In order to explore the protein/ligand interaction the binding studies using a displacement approach with a fluorescent ligand were extended by molecular docking experiments employing the Autodock Vina tool. This approach focuses on the total negative force that acts on ligands; it includes calculation of position, orientation, and torsions angle [58]. The binding energy between protein and ligands tended to be in a similar range. However, when comparing the different volatiles, it turned out that farnesol showed the highest binding score with GOBP1 and GOBP2, with values of −7.4 and −8.5 kcal/mol. In this context it is interesting to note, also that both GOBPs from the rice striped stem borer Chilo suppressalis [11] and Orthaga achatina [59] showed the highest binding affinities for farnesol. The GOBPs affinity to farnesol is more interesting, the farnesol was reported as a constituent of sex pheromone in some insects [60,61,62]. The interactions with GOBPs provides major insight (1) These GOBPs might have dual functions like recognizing the host or sex pheromones; (2) Recognizing other insects sex pheromones would help them to avoid their predators, further studies are required to analyze these sex phenomena.
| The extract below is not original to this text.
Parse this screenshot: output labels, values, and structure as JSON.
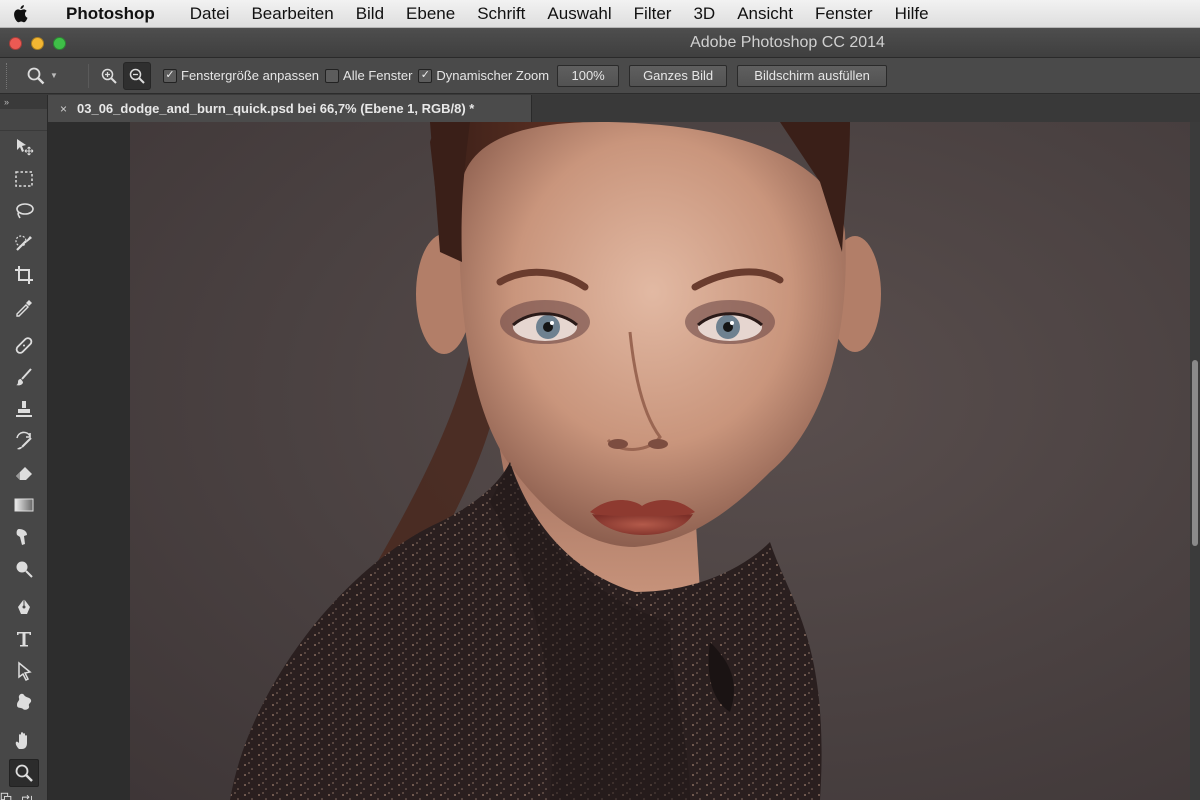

There are evolutionary facts were put forth that the GOBPs are evolved from PBP by gene duplication, PBP and GOBP2 in Manduca sexta have close relationship and play an important role in coordinated olfactory behaviors [63,64]. Previous research published in Bombyx mori [41], Spodoptera litura [65], and Dendrolimus tabulaeformis [66] olfaction system states that the binding affinity of GOBP2 with sex pheromones was high as PBPs. More interestingly in our study, the data obtained from fluorescence binding assays indicated that GOBP1 from yellow peach moth can interact with both tested volatile compounds as well as the sex pheromones (Z10-16:Ald and E10-16:Ald), while GOBP2 did not exhibited the binding affinity. Similarly, GOBP1 from oriental fruit moth Grapholita molesta showed interaction with both host volatiles and sex pheromones, this effect inferred as GOBP1 might have dual function in recognizing both host plant volatiles and sex pheromone components, while GOBP2 seems to be mainly tuned to interact with the minor sex pheromone component like dodecanol [67]. Vice versa, PBP2 and PBP5 from yellow peach moth can bind sex pheromones with higher affinities and also could interact with some odorants [29]. In our research, we find the GOBP1 can interact potentially with sex pheromones and other volatiles tested. Overall results indicated that GOBP1 plays a key role in yellow peach moth and might possess dual functions. Our results are exactly opposite to Huang’s findings, this may indicate that GOBPs genes between different species may differ in function. Further intensive molecular techniques like gene knockdown studies are needed to prove the functions of the GOBPs.

5. Conclusions

We have evaluated the expression of the two GOBP types from the yellow peach moth and have studied the secondary and tertiary structure of these proteins. The more detailed information about the molecular elements of the olfactory system together with the available chemical database and ecological knowledge will contribute to elucidate the principles and mechanisms underlying the chemical communication of the yellow peach moth. The overall results of this study imply that GOBP1 may play a prominent role in the chemosensory processes involved in tracking the host and mating partners. Although the specific functional role of insect GOBPs is still elusive, detailed analyses of their interaction with relevant plant odorants, as exemplified in this study by fluorescence binding assays and molecular docking studies, will contribute in the search for bioactive chemicals. Recent advance in computational biology will help to identify or design bioactive compounds that may allow to specifically interfere with chemical communication of pest insects. Such approaches may eventually lead to more insect-specific and environmentally-friendly control agents.